« Everest », oh désespoir…

2 Flares Twitter 2 Facebook 0 Google+ 0 2 Flares ×
NEWS - Himalayisme - Cinéma de montagne - Le 25 septembre 2015. 
Par François Carrel

Everest, de Baltasar Kormaku, sorti en salle mercredi 23 septembre, est un film plombant. Désespérant.

Affiche Everest

Ce n’est pas une question de forme : certes, on peut lui reprocher son recours systématique aux effets spéciaux les plus ronflants, notamment l’utilisation sans doute superflue de la 3D, ou encore son rythme haletant, standard sans surprise des films-catastrophes à gros budget, si éloigné de la lenteur qui règne en despote sur les expéditions – lenteur des grimpeurs aux organismes ravagés par les effets de la haute altitude, l’hypoxie, le froid et l’insomnie, mais aussi lenteur du temps qui se distend à l’extrême pendant les interminables journées ou semaines d’attente inquiète au camp de base ou en camp d’altitude.

Néanmoins, les images panoramiques du Khumbu et celles, en survol, fut-il de synthèse, des arêtes du Lhotse et de l’Everest, font leur effet. De plus, fait rarissime dans le cadre d’une superproduction sur la haute montagne, le film évite presque totalement les erreurs factuelles grossières, les incongruités techniques. Tout y est ou presque sur le grand cirque de l’Everest, rendu avec une certaine fidélité, si l’on veut bien faire abstraction du fait que les Sherpas sont loin d’avoir dans ce film le rôle essentiel qu’ils jouent en réalité sur le terrain. La restitution des grandes lignes de la tragédie des 10 et 11 mai 1996, rendue célèbre par Jon Krakauer dans son best seller planétaire Into Thin air (Tragédie à l’Everest, Editions Guérin et Presses de la Cité, 1998), est elle aussi globalement correcte, même si elle a été simplifiée et schématisée.
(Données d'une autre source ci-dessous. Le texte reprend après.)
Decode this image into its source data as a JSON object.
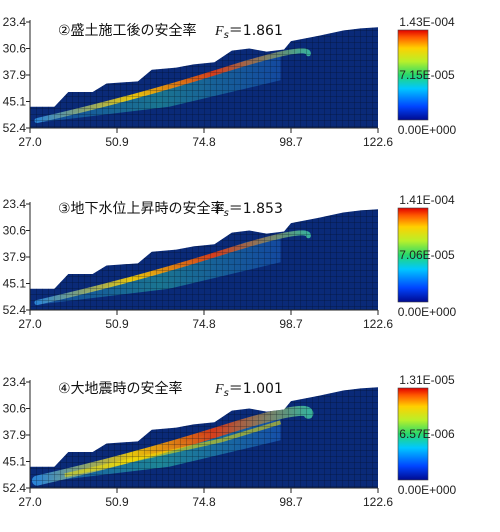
{
  "chart_data": [
    {
      "type": "heatmap",
      "title": "②盛土施工後の安全率",
      "fs_label": "Fs",
      "fs_value": "＝1.861",
      "x_ticks": [
        "27.0",
        "50.9",
        "74.8",
        "98.7",
        "122.6"
      ],
      "y_ticks": [
        "23.4",
        "30.6",
        "37.9",
        "45.1",
        "52.4"
      ],
      "xlim": [
        27.0,
        122.6
      ],
      "ylim": [
        23.4,
        52.4
      ],
      "colorbar": {
        "max": "1.43E-004",
        "mid": "7.15E-005",
        "min": "0.00E+000"
      }
    },
    {
      "type": "heatmap",
      "title": "③地下水位上昇時の安全率",
      "fs_label": "Fs",
      "fs_value": "＝1.853",
      "x_ticks": [
        "27.0",
        "50.9",
        "74.8",
        "98.7",
        "122.6"
      ],
      "y_ticks": [
        "23.4",
        "30.6",
        "37.9",
        "45.1",
        "52.4"
      ],
      "xlim": [
        27.0,
        122.6
      ],
      "ylim": [
        23.4,
        52.4
      ],
      "colorbar": {
        "max": "1.41E-004",
        "mid": "7.06E-005",
        "min": "0.00E+000"
      }
    },
    {
      "type": "heatmap",
      "title": "④大地震時の安全率",
      "fs_label": "Fs",
      "fs_value": "＝1.001",
      "x_ticks": [
        "27.0",
        "50.9",
        "74.8",
        "98.7",
        "122.6"
      ],
      "y_ticks": [
        "23.4",
        "30.6",
        "37.9",
        "45.1",
        "52.4"
      ],
      "xlim": [
        27.0,
        122.6
      ],
      "ylim": [
        23.4,
        52.4
      ],
      "colorbar": {
        "max": "1.31E-005",
        "mid": "6.57E-006",
        "min": "0.00E+000"
      }
    }
  ]
}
C’est peut-être justement cette fidélité qui rend ce film si rude à supporter pour l’amateur d’alpinisme et d’Himalaya. On y trouve en fait, sans possibilité de se réfugier dans une critique agacée et cynique du « vrai-montagnard-à-qui-on-ne-la-fait-pas », toutes les facettes les plus sombres de la montagne en général et de l’himalayisme en particulier. Toutes réelles, toutes détestées. La tempête implacable. L’accident, la terreur. L’interminable agonie, la mort. L’impuissance des amis au camp de base, l’échec patent des improbables opérations de secours. L’angoisse et le désespoir des amours, des familles, des amis laissés à la maison pour partir en expé. La commercialisation de l’Everest, ses dérives, les ego surgonflés, les ambitions, les calculs, les mesquineries, la compétition. La mort des guides, les vies fracassées des Sherpas sacrifiés. Le foutoir de la voie normale de l’Everest, cette interminable via cordata jonchée de déchets, de milliers de bouteilles d’oxygène vides et de cadavres vitrifiés.

Tandis que sur l’écran en 3D la tempête et le désespoir règnent en maîtres et qu’on se recroqueville sur son siège, on songe avec douleur aux amis disparus ces dernières années au K2, au Manaslu et ailleurs, on revit les heures les plus sombres de nos parcours d’alpinistes. A la sortie, c’est les yeux au sol, chancelant, qu’on fuit les commentaires des spectateurs ravis de leur quart d’heure de gore et d’adrénaline. Si vous aimez la haute montagne, si l’Himalaya est votre rêve, n’allez pas voir Everest.

©Sommets.info/F.Carrel

– Pour en savoir plus sur la genèse de ce film, lire l’enquête de Charlie Buffet publiée le 23 septembre par le quotidien Le Monde : « l’Everest Business » (accès payant)

– Pour resituer dans l’histoire de l’himalayisme la tragédie de 1996 à l’Everest, l’essor des expéditions commerciales bientôt doublé de l’irruption des « huit-millistes », collectionneurs des voies normales des 8000, lire notre enquête publiée par le Monde Diplomatique en août 2009, écrite après la tragédie du K2, l’été précédent, vécue de près : « Et vint le temps des mangeurs de cimes »

Une réflexion au sujet de « « Everest », oh désespoir… »

  1. Piètre connaisseur de la haute et très haute montagne j’ai trouvé le film très proche du livre. Même la lenteur dont tu parles est plutôt bien rendue malgré la figure imposée de la nécessaire durée d’un film.

    Tout apprenti alpiniste, et au-delà tout « GO » en milieu hostile (ça je connais mieux), devrait se rappeler du visage de Rob Hall lorsqu’il cède à Doug Hansen, malgré le dépassement horaire.

    Merci pour ta critique fort bien écrite.